THE TRIBUNE SPECIALS
50 YEARS OF INDEPENDENCE

TERCENTENARY CELEBRATIONS
M A I L B A G

Promoting quality education

Apropos of Mr Ranbir Singh’s article “Too many varsities impede HRD” (Feb 17), the standard of education has never been high in the past half a century. This, however, does not absolve the University Grants Commission of blame since it has direct responsibility for the determination and maintenance of standards of teaching, examination and research in the universities. How many universities and colleges has it pulled up for not maintaining proper norms and standards?

The UGC says that universities are a “State subject” and there are limits to what it can do. However, in respect of higher education, the states’ rights are not absolute. If they were, the Centre would not be able to determine and coordinate standards. There is no contradiction in the constitutional provisions in this regard. The states could run the universities and the Centre could perform watchdog functions or those equivalent to accreditation.

In expanding university education and determining its policies and practices, the Centre and the states have been succumbing to populist pressures. The UGC has failed to perform its function and has stood as a silent spectator while the states have gone ahead and established universities and colleges in an unplanned manner.

 

 

There is need for an authority to make higher education the subject of serious study, promote experiment and innovation, assist in the evolution of an academic community dedicated to the higher tasks of learning and promote the quality of education in the universities and colleges.

ANIL BHATIA, Dept. of English, D.N. College, Hisar

Guinea-fowl, not chakor

The report “720 rare birds freed from poachers” (The Tribune, Feb 25) must have gladdened the hearts of all those championing the cause of wildlife.
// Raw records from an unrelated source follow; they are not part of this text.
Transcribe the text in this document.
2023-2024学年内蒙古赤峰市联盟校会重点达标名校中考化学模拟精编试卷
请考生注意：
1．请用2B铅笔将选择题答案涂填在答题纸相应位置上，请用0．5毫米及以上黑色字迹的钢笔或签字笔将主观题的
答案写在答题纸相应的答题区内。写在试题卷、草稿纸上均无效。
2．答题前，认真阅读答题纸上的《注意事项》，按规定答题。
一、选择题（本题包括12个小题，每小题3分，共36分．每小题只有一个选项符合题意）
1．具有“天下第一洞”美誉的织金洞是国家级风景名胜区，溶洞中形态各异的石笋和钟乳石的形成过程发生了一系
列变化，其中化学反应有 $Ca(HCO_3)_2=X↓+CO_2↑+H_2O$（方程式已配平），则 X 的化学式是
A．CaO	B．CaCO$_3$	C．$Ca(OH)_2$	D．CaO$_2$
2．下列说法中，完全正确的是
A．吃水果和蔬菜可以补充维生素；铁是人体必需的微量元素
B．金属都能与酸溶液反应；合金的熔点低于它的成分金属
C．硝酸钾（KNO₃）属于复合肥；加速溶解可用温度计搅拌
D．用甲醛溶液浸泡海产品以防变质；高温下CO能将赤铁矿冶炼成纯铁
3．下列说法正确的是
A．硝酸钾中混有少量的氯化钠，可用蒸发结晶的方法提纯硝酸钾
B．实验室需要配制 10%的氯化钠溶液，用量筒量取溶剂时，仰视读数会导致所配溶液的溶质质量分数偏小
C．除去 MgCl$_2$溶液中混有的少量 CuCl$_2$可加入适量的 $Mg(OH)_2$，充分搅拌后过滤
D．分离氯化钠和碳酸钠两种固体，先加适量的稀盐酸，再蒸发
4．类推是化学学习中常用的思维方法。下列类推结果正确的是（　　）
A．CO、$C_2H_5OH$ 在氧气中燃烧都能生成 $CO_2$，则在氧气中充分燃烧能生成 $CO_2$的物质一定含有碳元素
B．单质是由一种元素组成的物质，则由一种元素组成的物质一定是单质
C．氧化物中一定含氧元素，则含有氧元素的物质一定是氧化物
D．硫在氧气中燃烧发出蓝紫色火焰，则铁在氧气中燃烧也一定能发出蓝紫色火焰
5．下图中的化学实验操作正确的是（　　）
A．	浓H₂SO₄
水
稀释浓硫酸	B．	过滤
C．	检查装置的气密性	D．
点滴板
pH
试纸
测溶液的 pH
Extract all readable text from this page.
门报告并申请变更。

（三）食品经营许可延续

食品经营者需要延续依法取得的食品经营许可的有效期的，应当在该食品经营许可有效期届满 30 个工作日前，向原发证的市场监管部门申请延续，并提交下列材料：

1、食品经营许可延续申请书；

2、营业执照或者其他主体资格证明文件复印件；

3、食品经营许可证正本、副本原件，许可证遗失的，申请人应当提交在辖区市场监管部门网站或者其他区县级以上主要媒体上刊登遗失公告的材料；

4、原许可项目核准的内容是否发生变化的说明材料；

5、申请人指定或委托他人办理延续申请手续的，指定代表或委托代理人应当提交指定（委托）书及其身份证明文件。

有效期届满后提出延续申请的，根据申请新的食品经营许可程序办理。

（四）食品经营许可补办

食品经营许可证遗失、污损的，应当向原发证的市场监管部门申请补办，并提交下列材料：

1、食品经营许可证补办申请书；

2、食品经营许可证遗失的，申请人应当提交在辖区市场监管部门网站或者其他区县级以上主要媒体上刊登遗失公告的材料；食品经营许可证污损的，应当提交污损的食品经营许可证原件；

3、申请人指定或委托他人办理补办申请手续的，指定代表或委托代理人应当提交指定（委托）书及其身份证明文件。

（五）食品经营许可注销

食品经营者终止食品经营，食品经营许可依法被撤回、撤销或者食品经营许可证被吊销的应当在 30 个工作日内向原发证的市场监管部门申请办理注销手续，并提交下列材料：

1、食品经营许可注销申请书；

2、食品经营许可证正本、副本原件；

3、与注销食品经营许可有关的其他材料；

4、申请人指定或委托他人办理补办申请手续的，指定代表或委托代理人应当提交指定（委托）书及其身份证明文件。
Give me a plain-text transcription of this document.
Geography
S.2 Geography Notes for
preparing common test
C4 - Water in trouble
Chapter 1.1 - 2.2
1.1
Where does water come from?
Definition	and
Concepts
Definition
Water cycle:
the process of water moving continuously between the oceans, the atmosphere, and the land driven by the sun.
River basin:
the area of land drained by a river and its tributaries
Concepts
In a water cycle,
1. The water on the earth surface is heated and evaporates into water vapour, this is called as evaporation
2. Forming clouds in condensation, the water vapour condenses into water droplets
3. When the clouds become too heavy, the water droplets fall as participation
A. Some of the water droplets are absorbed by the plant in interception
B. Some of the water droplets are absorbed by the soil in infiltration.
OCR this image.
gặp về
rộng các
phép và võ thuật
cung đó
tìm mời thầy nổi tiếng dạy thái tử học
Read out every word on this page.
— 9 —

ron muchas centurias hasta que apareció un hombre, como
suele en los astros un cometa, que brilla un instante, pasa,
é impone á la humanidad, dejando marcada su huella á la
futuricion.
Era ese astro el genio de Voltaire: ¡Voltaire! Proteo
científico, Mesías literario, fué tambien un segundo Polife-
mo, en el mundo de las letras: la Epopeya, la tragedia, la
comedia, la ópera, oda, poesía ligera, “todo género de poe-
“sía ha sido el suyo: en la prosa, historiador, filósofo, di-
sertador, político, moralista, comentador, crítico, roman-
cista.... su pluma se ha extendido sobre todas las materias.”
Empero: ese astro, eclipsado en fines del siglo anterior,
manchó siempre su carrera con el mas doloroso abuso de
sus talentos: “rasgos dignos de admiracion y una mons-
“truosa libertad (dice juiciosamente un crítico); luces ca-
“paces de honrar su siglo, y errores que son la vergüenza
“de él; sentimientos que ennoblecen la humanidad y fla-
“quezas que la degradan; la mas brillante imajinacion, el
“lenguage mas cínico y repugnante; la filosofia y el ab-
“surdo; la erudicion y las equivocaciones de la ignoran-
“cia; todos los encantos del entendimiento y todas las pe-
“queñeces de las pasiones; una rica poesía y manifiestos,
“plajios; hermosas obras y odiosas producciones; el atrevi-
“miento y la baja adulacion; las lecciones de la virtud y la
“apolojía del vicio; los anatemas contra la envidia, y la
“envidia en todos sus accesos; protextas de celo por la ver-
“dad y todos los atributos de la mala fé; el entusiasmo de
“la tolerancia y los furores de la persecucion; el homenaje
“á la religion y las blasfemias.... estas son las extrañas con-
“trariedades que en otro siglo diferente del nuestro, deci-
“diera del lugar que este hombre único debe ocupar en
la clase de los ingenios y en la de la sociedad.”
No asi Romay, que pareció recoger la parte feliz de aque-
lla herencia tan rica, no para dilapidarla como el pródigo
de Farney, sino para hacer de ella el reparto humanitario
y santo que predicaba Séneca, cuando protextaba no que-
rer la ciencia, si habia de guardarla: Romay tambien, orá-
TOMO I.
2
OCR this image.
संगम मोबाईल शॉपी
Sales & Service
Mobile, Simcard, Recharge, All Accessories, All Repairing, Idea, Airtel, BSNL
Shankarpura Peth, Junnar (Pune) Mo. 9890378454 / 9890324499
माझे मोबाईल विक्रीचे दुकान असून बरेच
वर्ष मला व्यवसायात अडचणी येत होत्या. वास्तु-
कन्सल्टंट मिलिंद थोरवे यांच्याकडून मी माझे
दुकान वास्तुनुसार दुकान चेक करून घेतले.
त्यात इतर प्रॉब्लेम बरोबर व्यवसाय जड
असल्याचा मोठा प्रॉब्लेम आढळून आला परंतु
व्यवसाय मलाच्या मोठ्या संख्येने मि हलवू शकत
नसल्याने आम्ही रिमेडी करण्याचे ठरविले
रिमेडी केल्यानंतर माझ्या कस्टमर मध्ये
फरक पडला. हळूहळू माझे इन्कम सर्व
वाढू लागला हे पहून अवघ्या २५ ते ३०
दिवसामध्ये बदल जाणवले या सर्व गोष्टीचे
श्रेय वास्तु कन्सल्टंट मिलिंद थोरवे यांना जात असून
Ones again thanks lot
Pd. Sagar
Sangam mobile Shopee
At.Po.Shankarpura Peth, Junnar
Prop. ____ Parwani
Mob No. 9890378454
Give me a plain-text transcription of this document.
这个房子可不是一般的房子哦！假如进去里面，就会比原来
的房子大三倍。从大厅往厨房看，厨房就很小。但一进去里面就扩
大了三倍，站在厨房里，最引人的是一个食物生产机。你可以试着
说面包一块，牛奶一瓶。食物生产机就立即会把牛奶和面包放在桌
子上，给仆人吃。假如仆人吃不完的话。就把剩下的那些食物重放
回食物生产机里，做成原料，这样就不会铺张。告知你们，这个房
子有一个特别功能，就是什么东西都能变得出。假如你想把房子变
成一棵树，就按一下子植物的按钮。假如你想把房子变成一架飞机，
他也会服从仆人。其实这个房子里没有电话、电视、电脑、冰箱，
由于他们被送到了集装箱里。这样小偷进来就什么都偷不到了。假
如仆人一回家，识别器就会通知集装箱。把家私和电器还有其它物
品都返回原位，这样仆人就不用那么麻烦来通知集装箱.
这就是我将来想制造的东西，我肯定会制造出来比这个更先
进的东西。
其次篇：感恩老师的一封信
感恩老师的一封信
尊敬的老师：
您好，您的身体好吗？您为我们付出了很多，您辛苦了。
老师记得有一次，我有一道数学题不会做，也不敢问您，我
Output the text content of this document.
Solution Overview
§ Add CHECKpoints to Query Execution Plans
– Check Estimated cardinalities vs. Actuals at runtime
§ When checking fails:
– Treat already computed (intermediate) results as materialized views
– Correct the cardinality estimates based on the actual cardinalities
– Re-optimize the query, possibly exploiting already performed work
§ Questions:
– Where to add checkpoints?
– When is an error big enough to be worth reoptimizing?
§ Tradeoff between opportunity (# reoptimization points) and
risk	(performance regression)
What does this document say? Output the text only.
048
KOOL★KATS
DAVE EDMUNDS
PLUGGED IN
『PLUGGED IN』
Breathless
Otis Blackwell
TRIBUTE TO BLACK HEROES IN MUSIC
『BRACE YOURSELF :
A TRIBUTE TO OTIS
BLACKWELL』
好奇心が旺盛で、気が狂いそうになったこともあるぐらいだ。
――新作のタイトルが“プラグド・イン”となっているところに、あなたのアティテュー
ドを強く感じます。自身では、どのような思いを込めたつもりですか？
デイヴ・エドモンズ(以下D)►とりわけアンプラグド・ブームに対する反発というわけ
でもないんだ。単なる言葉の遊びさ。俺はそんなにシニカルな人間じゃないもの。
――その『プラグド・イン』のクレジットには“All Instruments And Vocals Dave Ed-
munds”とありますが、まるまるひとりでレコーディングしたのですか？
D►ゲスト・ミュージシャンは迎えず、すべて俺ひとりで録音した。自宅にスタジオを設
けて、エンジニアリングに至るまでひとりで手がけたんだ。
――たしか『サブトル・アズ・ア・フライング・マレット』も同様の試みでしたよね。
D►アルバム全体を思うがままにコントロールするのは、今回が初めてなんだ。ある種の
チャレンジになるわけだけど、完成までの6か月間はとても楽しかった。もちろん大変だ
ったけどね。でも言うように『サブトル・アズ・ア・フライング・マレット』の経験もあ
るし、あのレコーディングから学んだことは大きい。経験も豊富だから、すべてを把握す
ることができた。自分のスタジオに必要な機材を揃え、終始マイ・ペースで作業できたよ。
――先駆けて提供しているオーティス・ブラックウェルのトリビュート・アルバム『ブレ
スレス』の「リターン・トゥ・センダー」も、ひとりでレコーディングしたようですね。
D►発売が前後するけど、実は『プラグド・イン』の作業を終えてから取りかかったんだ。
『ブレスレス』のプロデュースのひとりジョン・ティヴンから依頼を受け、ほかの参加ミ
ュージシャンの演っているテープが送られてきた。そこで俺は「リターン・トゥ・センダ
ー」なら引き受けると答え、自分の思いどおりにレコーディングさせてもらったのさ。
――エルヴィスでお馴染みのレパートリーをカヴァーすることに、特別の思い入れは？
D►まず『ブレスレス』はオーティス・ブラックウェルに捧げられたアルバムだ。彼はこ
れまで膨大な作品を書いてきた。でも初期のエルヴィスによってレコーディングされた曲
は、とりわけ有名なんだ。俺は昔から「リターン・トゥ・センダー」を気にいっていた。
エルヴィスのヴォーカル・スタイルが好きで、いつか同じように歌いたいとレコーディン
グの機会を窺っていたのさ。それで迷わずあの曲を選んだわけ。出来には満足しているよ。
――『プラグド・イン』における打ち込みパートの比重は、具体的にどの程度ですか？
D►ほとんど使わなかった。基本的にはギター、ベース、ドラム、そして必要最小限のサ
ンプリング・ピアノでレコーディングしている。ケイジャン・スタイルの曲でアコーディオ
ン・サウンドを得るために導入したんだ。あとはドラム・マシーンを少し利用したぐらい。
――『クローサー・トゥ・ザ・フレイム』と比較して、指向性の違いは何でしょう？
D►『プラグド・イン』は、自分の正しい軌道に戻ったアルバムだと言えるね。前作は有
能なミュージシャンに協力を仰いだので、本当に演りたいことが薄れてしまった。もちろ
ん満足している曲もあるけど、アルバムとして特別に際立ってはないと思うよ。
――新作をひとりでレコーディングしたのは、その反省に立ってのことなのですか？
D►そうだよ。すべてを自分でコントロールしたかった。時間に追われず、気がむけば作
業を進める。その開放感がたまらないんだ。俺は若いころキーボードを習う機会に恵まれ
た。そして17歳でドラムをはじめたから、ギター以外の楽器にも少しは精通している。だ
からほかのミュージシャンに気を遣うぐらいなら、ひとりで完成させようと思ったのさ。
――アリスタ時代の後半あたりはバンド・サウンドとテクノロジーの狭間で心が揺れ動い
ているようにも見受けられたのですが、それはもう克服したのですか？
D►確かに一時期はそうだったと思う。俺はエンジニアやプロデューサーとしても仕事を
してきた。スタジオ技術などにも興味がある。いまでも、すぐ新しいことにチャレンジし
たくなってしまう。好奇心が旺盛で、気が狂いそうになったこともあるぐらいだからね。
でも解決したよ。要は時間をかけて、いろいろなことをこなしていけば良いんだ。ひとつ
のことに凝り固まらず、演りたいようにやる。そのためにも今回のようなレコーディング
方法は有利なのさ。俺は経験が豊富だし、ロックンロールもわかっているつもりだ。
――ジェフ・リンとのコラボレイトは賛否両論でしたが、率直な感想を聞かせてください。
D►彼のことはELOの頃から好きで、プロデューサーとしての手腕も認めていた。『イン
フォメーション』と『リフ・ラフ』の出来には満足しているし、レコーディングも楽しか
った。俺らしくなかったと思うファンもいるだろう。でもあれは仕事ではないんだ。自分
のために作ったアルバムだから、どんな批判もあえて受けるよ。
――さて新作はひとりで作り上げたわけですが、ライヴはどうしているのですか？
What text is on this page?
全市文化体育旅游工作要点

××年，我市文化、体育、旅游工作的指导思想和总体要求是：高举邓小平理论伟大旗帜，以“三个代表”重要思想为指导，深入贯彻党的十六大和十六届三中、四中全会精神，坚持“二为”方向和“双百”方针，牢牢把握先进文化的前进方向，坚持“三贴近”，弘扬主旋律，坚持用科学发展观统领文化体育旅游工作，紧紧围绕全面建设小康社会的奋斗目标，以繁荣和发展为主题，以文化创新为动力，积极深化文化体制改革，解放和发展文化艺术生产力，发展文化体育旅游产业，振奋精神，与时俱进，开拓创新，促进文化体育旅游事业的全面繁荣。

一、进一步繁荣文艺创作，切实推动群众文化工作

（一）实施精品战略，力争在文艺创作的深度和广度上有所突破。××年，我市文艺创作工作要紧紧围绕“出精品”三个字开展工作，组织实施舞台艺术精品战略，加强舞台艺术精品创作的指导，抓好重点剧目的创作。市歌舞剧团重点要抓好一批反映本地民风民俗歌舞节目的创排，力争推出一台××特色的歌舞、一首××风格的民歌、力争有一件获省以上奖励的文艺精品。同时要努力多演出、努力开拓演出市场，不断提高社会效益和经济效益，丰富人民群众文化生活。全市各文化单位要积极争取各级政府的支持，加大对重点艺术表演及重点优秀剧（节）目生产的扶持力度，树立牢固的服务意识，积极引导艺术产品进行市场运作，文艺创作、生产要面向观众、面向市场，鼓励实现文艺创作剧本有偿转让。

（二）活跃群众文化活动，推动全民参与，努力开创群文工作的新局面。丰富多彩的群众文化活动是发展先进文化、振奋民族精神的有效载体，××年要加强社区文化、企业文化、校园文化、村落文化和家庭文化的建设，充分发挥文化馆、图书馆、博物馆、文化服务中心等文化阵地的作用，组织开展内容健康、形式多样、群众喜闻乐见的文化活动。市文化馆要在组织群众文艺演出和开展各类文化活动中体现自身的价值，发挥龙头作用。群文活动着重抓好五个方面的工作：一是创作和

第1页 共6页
But the birds in the accompanying photograph are not chakors, but guinea-fowl which are as removed from the former in size and shape and which are as removed from a peacock. A click of the mouse would have shown your correspondent how a chakor looks like and where it inhabits.

There are 14 species of the partridge in India and chakor (now called chukar) is one of them. Just as the black partridge is the State Bird of Haryana, the chakor would be a strong claimant to be the emblem bird of the Ladakh subdivision of Jammu and Kashmir. It lives and breeds in scrub on rocky ridges and ravines mostly at 3,000 M elevation, but may descend to 1,000 M under severe winter conditions. Though Ladakh is the stronghold of this bird, it also inhabits the Himalayas in Himachal Pradesh, Uttaranchal and up to Western Nepal.

The guinea-fowl is from Africa where it had long been domesticated as a poultry bird. In India, it is bred and marketed extensively, mostly in Uttar Pradesh and to a lesser extent in Madhya Pradesh, Bihar and Rajasthan. Intercepting this cargo as “trafficking in wildlife” is patently absurd, but certainly laudable if the manner and conditions of transporation were cruel.

Lt-Gen BALJIT SINGH, Chandigarh

In defence of migrants

I disagree with the views in your editorial “Need to check influx of migrants” (Jan 22). In the present age of liberalisation and globalisation, how can we curtail the rights of the migrants to go anywhere in search of jobs or other means of livelihood? The labourers from Bihar and Uttar Pradesh work at lower rates compared to those from Punjab. As they are an asset to the state economy, where is the question of our losing out to them?

I do not agree with the view that the local labourers are losing jobs because of the migrants. There are numerous opportunities for everyone in this rich state. If any ban is imposed on the migrants by the Punjab government, it will trigged off an agitation between the locals and the migrant labour.

GITANJALI KALRA, Ludhiana

Care for the elderly

No doubt, elderly persons are being ignored and not cared for at home and in society but they are also equally responsible for this state of affairs. Confidence-building between the younger generation and the elders at home is a must. The elderly should not expect too much from the younger generation as the latter have little time to care for the former since they are busy in their own struggle for existence in these days of cut-throat competition.

However, the administration should show due concern for them and grant concessions such as exemption from paying house tax and property tax. There should be separate counters for the elders at railway reservation counters, airports, banks, post offices and all such places where bills are to be deposited.

D.K. TALWAR, Panchkula

Clarification

In my letter “Non-pensioner retirees deserve better” (Feb 25), the sops for the elderly, that I had referred to, were announced by the Union Finance Minister in the Union Budget (2003-04) on Feb 2, 2003, and not in the Interim Budget (2004-05).